Oui, en quelque sorte. J’appelle le patient pour faire le point sur sa douleur en m’assurant de la tolérance et de l’observance du traitement antalgique prescrit. Si la personne n’est pas soulagée, j’en informe le chirurgien qui évalue l’origine de la douleur et adapte le traitement ou reçoit le patient en consultation. Je questionne aussi le patient sur la cicatrisation de ses plaies chirurgicales. Sont-elles propres ? Y a-t-il un écoulement ? Le patient a-t-il de la fièvre ? Je m’assure que la prise en charge à domicile se passe bien. Outre les soins infirmiers et la rééducation, je vérifie qu’il n’y a pas de difficulté dans les activités du quotidien. Avec la possibilité de faire intervenir l’assistante sociale de l’hôpital si une aide humaine ou technique est nécessaire.

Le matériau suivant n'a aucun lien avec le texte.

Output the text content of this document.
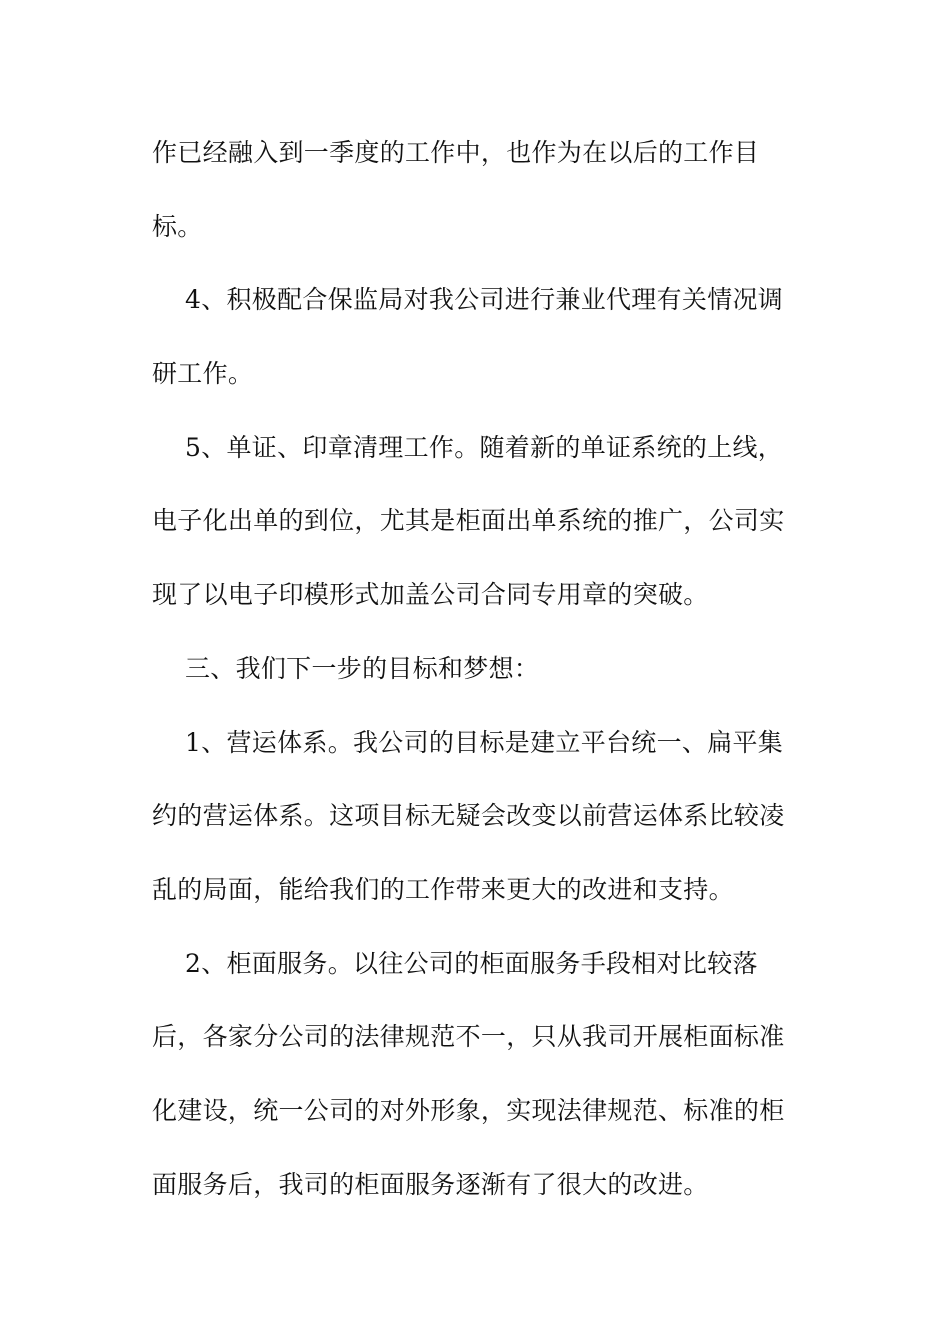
作已经融入到一季度的工作中，也作为在以后的工作目
标。
4、积极配合保监局对我公司进行兼业代理有关情况调
研工作。
5、单证、印章清理工作。随着新的单证系统的上线，
电子化出单的到位，尤其是柜面出单系统的推广，公司实
现了以电子印模形式加盖公司合同专用章的突破。
三、我们下一步的目标和梦想：
1、营运体系。我公司的目标是建立平台统一、扁平集
约的营运体系。这项目标无疑会改变以前营运体系比较凌
乱的局面，能给我们的工作带来更大的改进和支持。
2、柜面服务。以往公司的柜面服务手段相对比较落
后，各家分公司的法律规范不一，只从我司开展柜面标准
化建设，统一公司的对外形象，实现法律规范、标准的柜
面服务后，我司的柜面服务逐渐有了很大的改进。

Y a-t-il des différences en fonction des chirurgies ?
Pour la chirurgie orthopédique, j’appelle le patient le lendemain de son retour à domicile. Pour la chirurgie bariatrique, je vais voir le patient en chambre le lendemain de l’intervention, puis je le contacte une semaine après pour laisser le temps aux activités quotidiennes de se mettre en place. Les questions portent sur l’alimentation, la durée du repas, la ration alimentaire par repas et par jour, l’hydratation, la présence de difficultés respiratoires, l’absence d’hyperthermie et sur la reprise du transit en vérifiant l’absence de constipation ou de diarrhée.
* La résonance énergétique par stimulation cutanée (Resc) repose sur le contact et l’écoute du patient anxieux et/ou douloureux afin de l’accompagner vers l’apaisement.
Depuis le 1er janvier 2021, l’avenant 6 a introduit de nouvelles cotations liées aux soins dispensés dans le cadre de la RAAC.
• Séance de surveillance clinique et d’accompagnement postopératoire à domicile, incluant : la vérification de la compréhension et de l’observance des consignes et des prescriptions de sortie ; le suivi des paramètres de surveillance prescrits ; le remplissage de la fiche de suivi postopératoire ou tout autre support de collecte des informations, en cas d’anomalie, contact avec l’équipe médicale : AMI 3,9.
3 séances maximum peuvent être facturées entre J0 (retour à domicile) et la veille de la consultation postopératoire, ou à J + 6 max si non prévue.
• Séance de surveillance et/ou de retrait d’un cathéter périnerveux concernant l’analgésie postopératoire, incluant : la vérification de la compréhension des consignes ; l’évaluation de la douleur (au repos et à la mobilisation) ; la surveillance des effets secondaires, de l’étanchéité du pansement et du point de ponction ; l’appel à l’anesthésiste ou à l’équipe médicale en cas d’anomalie ; le retrait du cathéter à la date prescrite : AMI 4,2.
1 surveillance maximum par jour pendant 3 jours consécutifs maximum si présence d’un aidant à domicile ; 2 surveillances maximum par jour pendant 3 jours consécutifs maximum en l’absence d’aidant à domicile.